Le Président Hollande a promis une prime spécifique aux 10 000 militaires de l’opération Sentinelle. Mais le calculateur de la solde, Louvois, n’est pas encore parvenu à verser le moindre centime…

Source Solde et vite. C’est en somme le message qui émane des débats de la Commission des affaires étrangères, de la défense et des forces armées du Sénat, lors de l’examen de la loi de finances 2017. Rappelons que Source Solde, l’outil censé gérer la solde de 180 000 militaires (soit une masse salariale de plus de 11 Md€ à l’année), doit venir remplacer le calamiteux Louvois, progiciel mis en place en 2011 et qui n’a cessé depuis de générer de multiples erreurs.

Et ça urge, comme l’avait souligné un rapport de la Cour des comptes en début d’année, rapport qui montrait que l’incapacité à réparer Louvois avait conduit la Défense à pérenniser les coûteux dispositifs d’urgence destinés à vérifier et corriger la solde. Mais Louvois fait aussi peser des risques sur l’application de toute modification législative ou sur toute opération menée par l’armée française. Exemple avec Sentinelle, l’opération décidée après les attentats de janvier 2015 et impliquant la protection des points sensibles du territoire par 10 000 hommes.

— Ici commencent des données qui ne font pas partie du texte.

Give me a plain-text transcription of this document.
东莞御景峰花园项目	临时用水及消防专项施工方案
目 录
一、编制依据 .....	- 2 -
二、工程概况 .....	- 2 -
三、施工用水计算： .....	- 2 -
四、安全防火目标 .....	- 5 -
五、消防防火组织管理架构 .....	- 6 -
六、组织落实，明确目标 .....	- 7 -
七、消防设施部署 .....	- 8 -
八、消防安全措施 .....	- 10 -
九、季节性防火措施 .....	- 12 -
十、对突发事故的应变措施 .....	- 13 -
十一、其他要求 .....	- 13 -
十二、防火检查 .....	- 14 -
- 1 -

Louvois prêt… « à la rentrée 2017 » !

Un dispositif pour lequel les personnels impliqués sont censés recevoir des indemnités. Sauf qu’évidemment Louvois est passé par là. « Le retard pris dans le paiement de la prime Sentinelle, promise à 10 000 militaires par le Président de la République en janvier 2016, est préoccupant. Cette prime doit être versée rétroactivement depuis le 1er janvier 2015, or elle vient seulement d’être intégrée dans le logiciel Louvois, dont on connaît les dysfonctionnements. Les intéressés recevront le montant à la rentrée 2017. Cela représente tout de même quelques dizaines de millions d’euros », résume le sénateur LR Jacques Gautier.

Gilbert Roger, un sénateur PS, confirme que cette prime (entre 1 000 et 2 000 euros par mois selon les estimations officielles) n’a pas encore été versée. « Lors de ma visite au centre de recrutement des armées à Vincennes la semaine dernière, on m’a dit que la prime des soldats de l’opération Sentinelle serait distribuée manuellement, tant le retard est important », précise ce sénateur vice-président de la commission des affaires étrangères, de la défense et des forces armées du Sénat.

Source Solde : fin des déploiements en 2019 ?

A ces difficultés, s’ajoute la perspective du prélèvement de l’impôt à la source, qui doit entrer en vigueur au 1er janvier 2018 selon le calendrier actuel. Un timing qui a franchement de quoi faire tousser au ministère de la Défense puisque la réforme devra être à la fois digérée par Louvois – ce qui s’annonce des plus complexes quand on voit la difficulté de ce calculateur de paie à intégrer une simple prime – et prise en compte par le projet Source Solde. Faisant peser un risque supplémentaire sur ce projet, qui vient de connaître un premier dérapage calendaire de 8 mois (la durée totale passant de 60 à 68 mois). « Or chaque mois compte : il n’est pas acceptable que les militaires ne perçoivent les indemnités liées à leur participation aux opérations extérieures (OPEX) ou à Sentinelle avec plusieurs mois, voire plus d’une année de retard », s’énerve Dominique de Legge, sénateur LR et rapporteur spécial de la mission Défense. Qui signale par ailleurs que Louvois devra aussi encaisser en 2017 la mise en œuvre du protocole Parcours professionnels, carrières et rémunérations (ou PPCR, relatif à la modernisation des parcours dans la fonction publique) et la création d’une nouvelle indemnité.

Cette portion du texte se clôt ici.